Un filósofo griego, que se llama Aristóteles, decía que
todos los hombres, desde que nacen, buscan permanentemente la felicidad. Y San
Agustín decía que eso era verdad, pero el problema era que los hombres la
buscaban en lugares equivocados: el dinero, la fama, el éxito pasajero, el
aplauso de los hombres. Todo eso da una felicidad, pero una felicidad que es
muy fugaz, que pasa muy rápido, tan rápido, que el hombre ni siquiera se da
cuenta cuando ya pasó. El Qoelet dice que todo es “vanidad de vanidades” y “atrapar
vientos” (1, 14). Buscar la felicidad en las cosas materiales es para el hombre como
intentar atrapar el viento, es como tratar de llenar un precipicio con un balde
de arena: es imposible, porque el corazón del hombre ha sido hecho para
colmarse de una felicidad y de un amor infinitos, que sólo Dios puede
satisfacer. Por eso San Agustín decía: “Nos hiciste, Señor, para Ti, y nuestro
corazón no descansa en paz, hasta que no reposa en Ti”. Ésta es la razón por la
cual, el corazón del hombre busca vanamente ser feliz en las cosas del mundo;
esta es la razón por la cual el hombre busca vanamente mendigar amor a las
creaturas, y las creaturas, aun cuando se lo propongan, no lo pueden
proporcionar, porque no lo tienen; sólo Dios tiene un Amor que contiene en sí
toda la felicidad capaz de extra-colmar el corazón del hombre.

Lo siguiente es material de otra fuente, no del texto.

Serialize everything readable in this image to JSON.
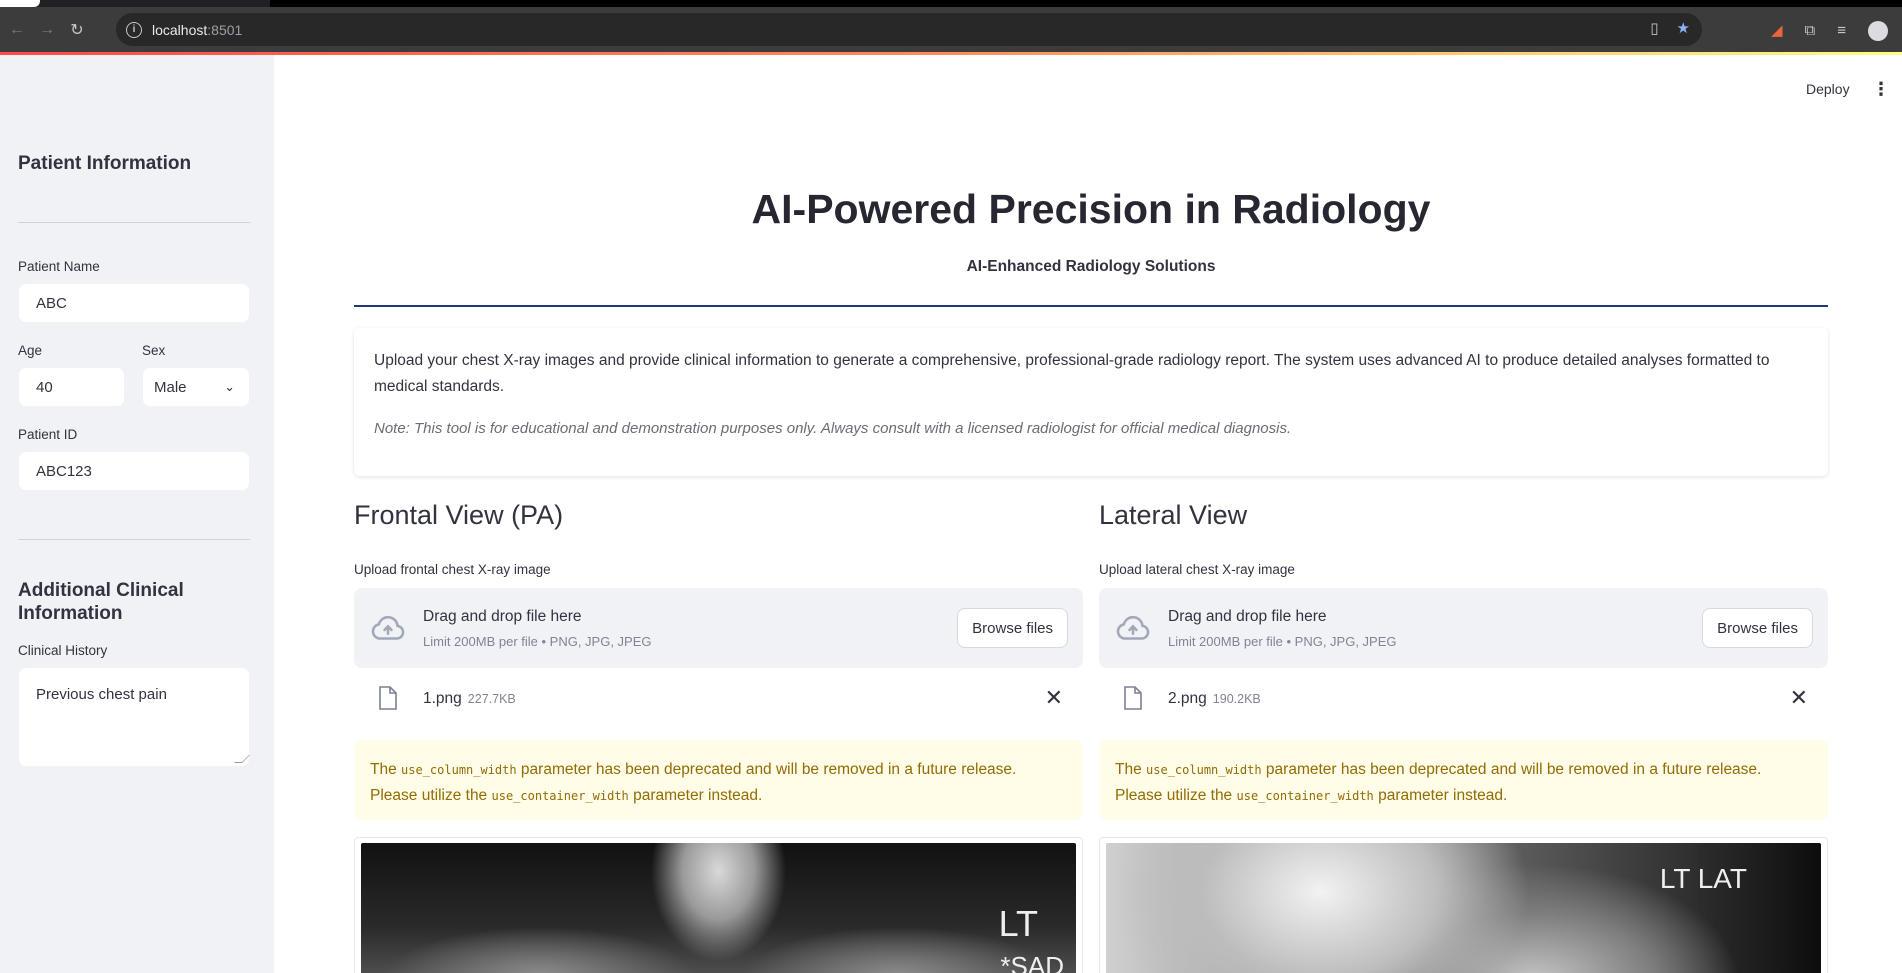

Para que nos
demos una idea, el corazón del hombre, es como un granito de arena, y el Amor
de Dios, es como cientos de miles de millones de cielos estrellados, y todavía
más, y todo eso nos lo quiere dar Dios a cada uno de nosotros, sin guardarse
nada para Él, para hacernos felices. Dios nos ha creado para que seamos felices
con Él y solo con Él y es por eso que somos in-felices –no somos felices-,
cuando no tenemos a Dios, y cuando buscamos la felicidad fuera de Dios. Sólo en
Dios está la felicidad, y quien encuentra a Dios, encuentra la máxima
felicidad, porque Dios es Amor y felicidad máxima.
Entonces, viene la pregunta: ¿Dónde está Dios? ¿Adónde ir a
buscarlo? ¿Acaso Dios no es invisible? ¿Acaso Dios no es demasiado grande para
mí? ¿Quién ha visto a Dios alguna vez?
Es verdad que Dios es invisible, pero
es verdad también que Dios se encarnó, se hizo carne en Jesús, para tener un
rostro, una cara, un cuerpo, para dejarse crucificar, para demostrar hasta
dónde llegaba su Amor por todos y cada uno de nosotros. Es verdad que Dios es
demasiado grande, pero Dios se hizo pequeño, como un Niño en Belén, y luego, ya
de joven, subió a la cruz, para vencer a la muerte, al demonio y al pecado,
para luego, después de muerto, resucitar y ascender a los cielos, para
prepararnos una habitación en la Casa del Padre; y así, desde que resucitó, Jesús
está en el cielo, resucitado, glorioso, porque es Dios. Él es Dios Hijo, es el
Hijo de Dios Padre, y está junto al Padre y junto a Dios Espíritu Santo. Es la
Segunda Persona de la Santísima Trinidad. Junto al Padre y al Hijo, forman las
Tres Divinas Personas de la Santísima Trinidad. Eso es en el cielo, en donde
Jesús nos espera para hacernos felices para siempre.
Pero aquí, en la tierra, ¿dónde está Jesús? Porque yo quiero
empezar a ser feliz aquí, en la tierra.
Aquí en la tierra, Jesús está en tres lugares: en la cruz,
en la Eucaristía y en mi hermano más necesitado: en el pobre, en el enfermo, en
el preso, en el que no vale nada a los ojos de la sociedad. Si quiero ser
feliz, voy a buscar a Jesús, que está en esos tres lugares: en la cruz, en la
Eucaristía y en el prójimo más necesitado. No está en ningún otro lugar. No está
en el dinero, no está en los placeres de los sentidos, no está en el éxito
mundano, no está la fama, no está en el poder, no está en el ser aplaudido por
los hombres. Si quiero ser feliz, en esta vida y en la vida del Reino de los
cielos, voy a buscar a Jesús en donde está Jesús: en la cruz, en la Eucaristía
y en el hermano que esté más necesitado. Y antes de que lo empiece a buscar,
Jesús va a salir a mi encuentro, y me va a dar su Amor, y voy a sentir la
alegría de su Amor en mi corazón, y ya voy a experimentar, por anticipado, la
felicidad que experimentaré, para siempre, en la Casa del Padre.